After the photoresist has developed, aluminum is vapor deposited. Of the The part of the photoresist layer left over after development is combined with removed from the aluminum vapor deposited on it (lift-off process). The contacts 6a, b remain.

In an experimental arrangement, the control electrode 3 has a width from 30 pm, the semiconductor layer 5 has a dimension of 80 pm × 6 <00 pmj The material for sputtering the insulation layer 4 made of PLZT becomes one as follows Target prepared: 735.2 g of PbO, 41.54 g of La203, 246.03 g of ZrO2 and 75.07 are used g Tio2 weighed in.
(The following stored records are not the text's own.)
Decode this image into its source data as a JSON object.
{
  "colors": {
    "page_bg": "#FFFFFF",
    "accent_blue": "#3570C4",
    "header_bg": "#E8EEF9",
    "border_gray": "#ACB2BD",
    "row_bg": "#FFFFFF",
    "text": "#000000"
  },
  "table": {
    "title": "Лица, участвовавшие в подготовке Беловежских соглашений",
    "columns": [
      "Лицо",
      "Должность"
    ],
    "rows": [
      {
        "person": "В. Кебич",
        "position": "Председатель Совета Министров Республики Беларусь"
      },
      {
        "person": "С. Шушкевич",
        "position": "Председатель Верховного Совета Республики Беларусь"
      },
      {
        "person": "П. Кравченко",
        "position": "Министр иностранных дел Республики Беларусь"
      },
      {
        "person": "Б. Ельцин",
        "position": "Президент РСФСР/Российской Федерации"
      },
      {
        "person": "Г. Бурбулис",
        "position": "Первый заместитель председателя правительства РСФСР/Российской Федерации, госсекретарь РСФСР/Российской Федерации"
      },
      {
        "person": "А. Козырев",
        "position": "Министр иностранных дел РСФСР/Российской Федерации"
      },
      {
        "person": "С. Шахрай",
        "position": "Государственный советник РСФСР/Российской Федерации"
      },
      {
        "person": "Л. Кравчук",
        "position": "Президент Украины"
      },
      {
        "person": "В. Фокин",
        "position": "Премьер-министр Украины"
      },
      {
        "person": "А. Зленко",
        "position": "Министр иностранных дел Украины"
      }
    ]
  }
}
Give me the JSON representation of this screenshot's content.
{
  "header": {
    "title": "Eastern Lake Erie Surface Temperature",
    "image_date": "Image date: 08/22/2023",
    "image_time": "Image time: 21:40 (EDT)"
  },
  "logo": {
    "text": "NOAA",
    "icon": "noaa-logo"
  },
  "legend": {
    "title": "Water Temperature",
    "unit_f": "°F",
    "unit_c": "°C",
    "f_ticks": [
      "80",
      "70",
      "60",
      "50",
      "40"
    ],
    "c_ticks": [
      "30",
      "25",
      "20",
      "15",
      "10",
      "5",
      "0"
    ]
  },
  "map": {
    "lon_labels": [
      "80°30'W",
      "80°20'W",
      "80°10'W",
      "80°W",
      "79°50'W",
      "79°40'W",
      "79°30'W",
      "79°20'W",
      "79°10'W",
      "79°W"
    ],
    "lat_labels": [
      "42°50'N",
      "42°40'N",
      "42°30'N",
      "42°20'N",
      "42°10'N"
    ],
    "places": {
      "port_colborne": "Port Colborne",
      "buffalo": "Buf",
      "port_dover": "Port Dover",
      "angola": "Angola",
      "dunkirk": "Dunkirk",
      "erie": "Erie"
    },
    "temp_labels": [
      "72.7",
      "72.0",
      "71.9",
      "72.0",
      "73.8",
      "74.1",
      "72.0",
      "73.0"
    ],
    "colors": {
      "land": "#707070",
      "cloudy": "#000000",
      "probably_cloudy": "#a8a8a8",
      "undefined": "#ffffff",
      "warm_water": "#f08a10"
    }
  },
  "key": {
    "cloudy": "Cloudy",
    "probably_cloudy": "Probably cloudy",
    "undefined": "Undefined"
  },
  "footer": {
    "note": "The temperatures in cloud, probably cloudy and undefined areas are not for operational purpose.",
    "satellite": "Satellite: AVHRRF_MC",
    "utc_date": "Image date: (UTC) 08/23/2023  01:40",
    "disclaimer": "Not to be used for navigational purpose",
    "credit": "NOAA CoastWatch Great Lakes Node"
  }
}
Agate balls are used to homogenize in isopropanol for four days and then dried for eight hours at 1800C. After three hours of repositioning in air at 8500 c is ground with agate balls in isopropanol for seven days and then eight hours at 0 0 180c dried. Be at 8000C Targets obtained by hot pressing in an oxidizing atmosphere. The targets are soldered to stainless steel back plates. Before use, the targets are 60 hours long aged by dusting.
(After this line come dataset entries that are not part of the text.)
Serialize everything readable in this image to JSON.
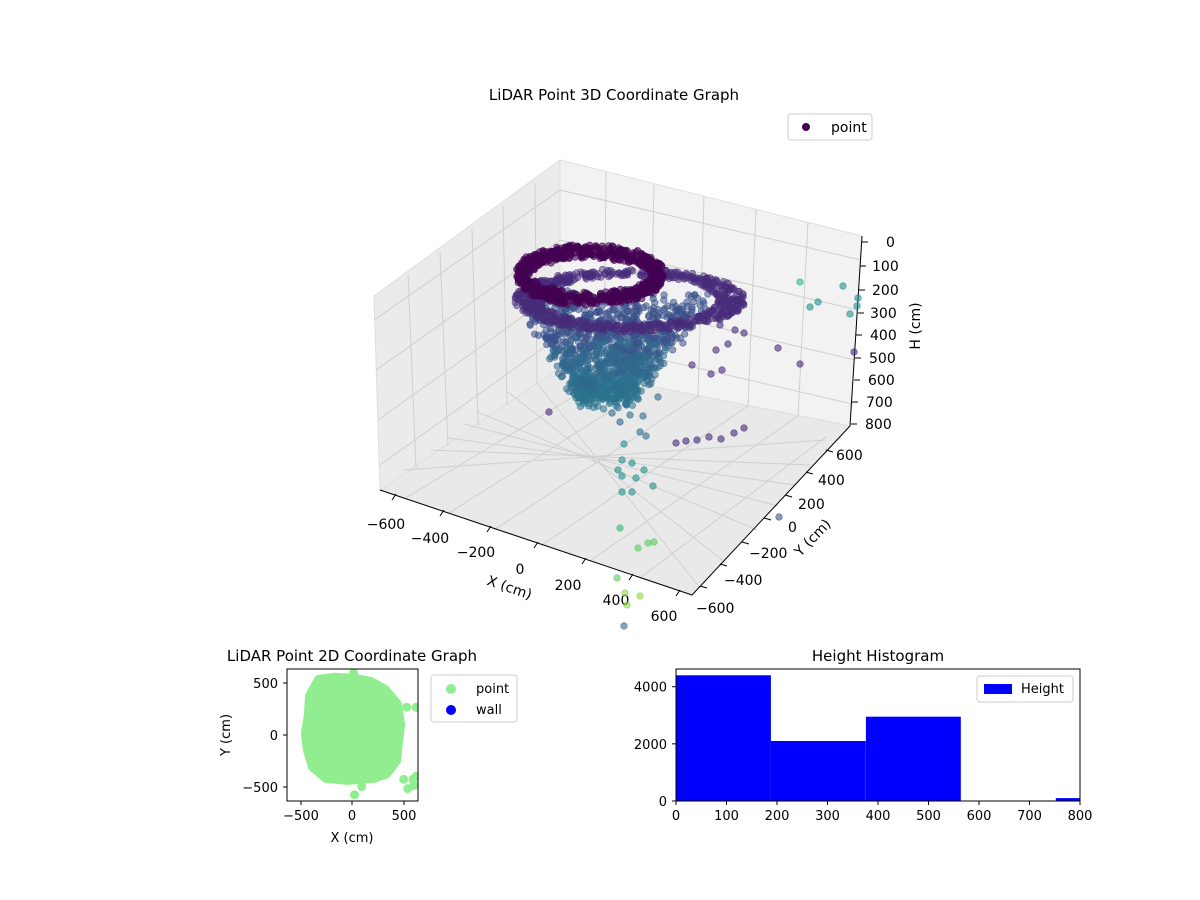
{
  "figure": {
    "background": "#ffffff",
    "accent_colors": {
      "viridis_dark": "#440154",
      "viridis_mid": "#31688e",
      "viridis_teal": "#35b779",
      "light_green": "#90ee90",
      "wall_blue": "#0000ff",
      "histogram_blue": "#0000ff"
    }
  },
  "chart_data": [
    {
      "type": "scatter",
      "title": "LiDAR Point 3D Coordinate Graph",
      "projection": "3d",
      "xlabel": "X (cm)",
      "ylabel": "Y (cm)",
      "zlabel": "H (cm)",
      "x_ticks": [
        "−600",
        "−400",
        "−200",
        "0",
        "200",
        "400",
        "600"
      ],
      "y_ticks": [
        "−600",
        "−400",
        "−200",
        "0",
        "200",
        "400",
        "600"
      ],
      "z_ticks": [
        "0",
        "100",
        "200",
        "300",
        "400",
        "500",
        "600",
        "700",
        "800"
      ],
      "xlim": [
        -650,
        650
      ],
      "ylim": [
        -650,
        650
      ],
      "zlim": [
        800,
        0
      ],
      "colormap": "viridis",
      "grid": true,
      "legend": {
        "placement": "upper-right",
        "entries": [
          {
            "label": "point",
            "color": "#440154",
            "marker": "circle"
          }
        ]
      }
    },
    {
      "type": "scatter",
      "title": "LiDAR Point 2D Coordinate Graph",
      "xlabel": "X (cm)",
      "ylabel": "Y (cm)",
      "xlim": [
        -640,
        640
      ],
      "ylim": [
        -640,
        640
      ],
      "x_ticks": [
        -500,
        0,
        500
      ],
      "x_tick_labels": [
        "−500",
        "0",
        "500"
      ],
      "y_ticks": [
        -500,
        0,
        500
      ],
      "y_tick_labels": [
        "−500",
        "0",
        "500"
      ],
      "grid": false,
      "series": [
        {
          "name": "point",
          "color": "#90ee90",
          "outline": [
            [
              -330,
              540
            ],
            [
              -180,
              560
            ],
            [
              20,
              550
            ],
            [
              180,
              520
            ],
            [
              320,
              440
            ],
            [
              440,
              300
            ],
            [
              470,
              100
            ],
            [
              450,
              -60
            ],
            [
              430,
              -250
            ],
            [
              330,
              -380
            ],
            [
              200,
              -420
            ],
            [
              -50,
              -440
            ],
            [
              -260,
              -420
            ],
            [
              -390,
              -310
            ],
            [
              -440,
              -150
            ],
            [
              -460,
              20
            ],
            [
              -430,
              200
            ],
            [
              -420,
              380
            ]
          ],
          "points": [
            [
              -320,
              540
            ],
            [
              10,
              600
            ],
            [
              -330,
              520
            ],
            [
              400,
              -170
            ],
            [
              330,
              -360
            ],
            [
              220,
              -420
            ],
            [
              530,
              270
            ],
            [
              620,
              270
            ],
            [
              500,
              -430
            ],
            [
              590,
              -430
            ],
            [
              540,
              -520
            ],
            [
              620,
              -400
            ],
            [
              20,
              -580
            ],
            [
              90,
              -500
            ],
            [
              600,
              -490
            ]
          ]
        },
        {
          "name": "wall",
          "color": "#0000ff",
          "points": []
        }
      ],
      "legend": {
        "placement": "outside-right",
        "entries": [
          {
            "label": "point",
            "color": "#90ee90"
          },
          {
            "label": "wall",
            "color": "#0000ff"
          }
        ]
      }
    },
    {
      "type": "bar",
      "title": "Height Histogram",
      "bins": [
        [
          0,
          188
        ],
        [
          188,
          376
        ],
        [
          376,
          564
        ],
        [
          564,
          752
        ],
        [
          752,
          800
        ]
      ],
      "values": [
        4400,
        2100,
        2950,
        0,
        100
      ],
      "xlim": [
        0,
        800
      ],
      "ylim": [
        0,
        4620
      ],
      "x_ticks": [
        0,
        100,
        200,
        300,
        400,
        500,
        600,
        700,
        800
      ],
      "y_ticks": [
        0,
        2000,
        4000
      ],
      "color": "#0000ff",
      "grid": false,
      "legend": {
        "placement": "upper-right",
        "entries": [
          {
            "label": "Height",
            "color": "#0000ff"
          }
        ]
      }
    }
  ]
}
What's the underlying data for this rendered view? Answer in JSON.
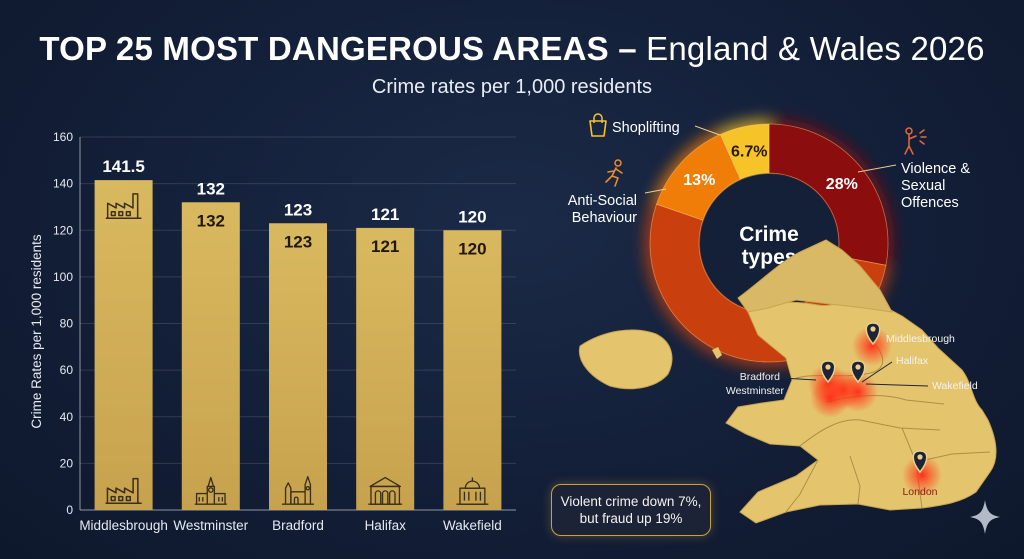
{
  "header": {
    "title_bold": "TOP 25 MOST DANGEROUS AREAS –",
    "title_rest": "England & Wales 2026",
    "subtitle": "Crime rates per 1,000 residents"
  },
  "chart_data": [
    {
      "type": "bar",
      "ylabel": "Crime Rates per 1,000 residents",
      "ylim": [
        0,
        160
      ],
      "yticks": [
        0,
        20,
        40,
        60,
        80,
        100,
        120,
        140,
        160
      ],
      "grid": true,
      "categories": [
        "Middlesbrough",
        "Westminster",
        "Bradford",
        "Halifax",
        "Wakefield"
      ],
      "values": [
        141.5,
        132,
        123,
        121,
        120
      ],
      "value_labels_top": [
        "141.5",
        "132",
        "123",
        "121",
        "120"
      ],
      "value_labels_inner": [
        "",
        "132",
        "123",
        "121",
        "120"
      ],
      "bar_icons": [
        "factory-icon",
        "big-ben-icon",
        "city-hall-icon",
        "piece-hall-icon",
        "domed-building-icon"
      ],
      "bar_color": "#d6b45c"
    },
    {
      "type": "pie",
      "center_label": "Crime types",
      "slices": [
        {
          "label": "Violence & Sexual Offences",
          "value": 28,
          "display": "28%",
          "color": "#8c0d0d",
          "icon": "violence-icon"
        },
        {
          "label": "",
          "value": 52.3,
          "display": "",
          "color": "#c93f0d",
          "icon": ""
        },
        {
          "label": "Anti-Social Behaviour",
          "value": 13,
          "display": "13%",
          "color": "#ef7d08",
          "icon": "running-person-icon"
        },
        {
          "label": "Shoplifting",
          "value": 6.7,
          "display": "6.7%",
          "color": "#f6c329",
          "icon": "shopping-bag-icon"
        }
      ]
    }
  ],
  "map": {
    "locations": [
      {
        "name": "Middlesbrough"
      },
      {
        "name": "Halifax"
      },
      {
        "name": "Bradford"
      },
      {
        "name": "Westminster"
      },
      {
        "name": "Wakefield"
      },
      {
        "name": "London"
      }
    ],
    "land_color": "#e5c46e",
    "hotspot_color": "#ff2a1a"
  },
  "callout": {
    "line1": "Violent crime down 7%,",
    "line2": "but fraud up 19%"
  },
  "colors": {
    "background": "#131f38",
    "gold": "#d6b45c",
    "accent": "#c9a13e"
  }
}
An HF method is used to sputter the insulation layer 4 made of PLZT applied. The substrate is stretched positively in front of-0 and heated to about 600 c. The distance between target and substrate is 40 mm, the pressure is about 0.0025 mb.

In the method described, the insulation layer 4 consists of 62.4 (Weight)% PbO, 4.3% La203, 25.5% ZrO2 and 7.8% TiO2.

Instead of the above-mentioned composition of the insulation layer any other composition can be used, provided that only that resulting Material electrically insulated, having ferroelectric properties and being thin Layer can be created at all.

The material of the insulation layer does not need one either to be that is constantly ferroelectric. It can also have a "slim loop" behavior i.e. it is paraelectric without an applied electric field and becomes ferroelectric only when a field is applied. When building a transistor with Such a "slim loop" material will not be bistable because of the high dielectric strength is still preserved.

In a publication by G.H. Hartling and C.E. Land in J.Americ.Cer.Soc., 54 (1971) 1, further materials made from lanthanum-containing lead titanate / zirconate (PLZT) which are suitable here.

Ferroelectric thin layers are also often made from PbTiO3. The article "Preparation of PbTiO3 Ferroelectric Thin Film by Laser Annealing "by Y. Matsui et al in Jap.J.Appl.

phys., Vol 20 (1981) Supplement 20-4, pp. 23-26.

Claims (3)

Claims Fe field effect transistor with isolated control electrode (IGFET), which is constructed as a thin-film transistor with the following structure: - On An etch stop layer is applied to a glass base - the etch stop layer carries a control electrode made of electrically conductive material with a shoulder for contacting, - the control electrode is covered by an insulation layer, the approach for the contact is open, - runs over the insulation layer across the control electrode a wide strip of a polycrystalline or amorphous one Semiconductor layer - the semiconductor layer has metallizations at both ends for contacting, the part in between forms the channel, d a d u r c h e k e n n n z e i c h n e t that the insulation layer is made of one material consists, which has ferroelectric properties. 2. Field effect transistor according to claim 1, characterized in that the material with ferroelectric properties is lanthanum-containing lead titanate zirconate (PLZT) is made up of 62.4 (weight)% PbO, 4.3% La203, -25.5% Zur02 and 7.8% TiO2 is composed. 3. Field effect transistor according to claim 1, characterized in that the material with ferroelectric properties is PbTiO3.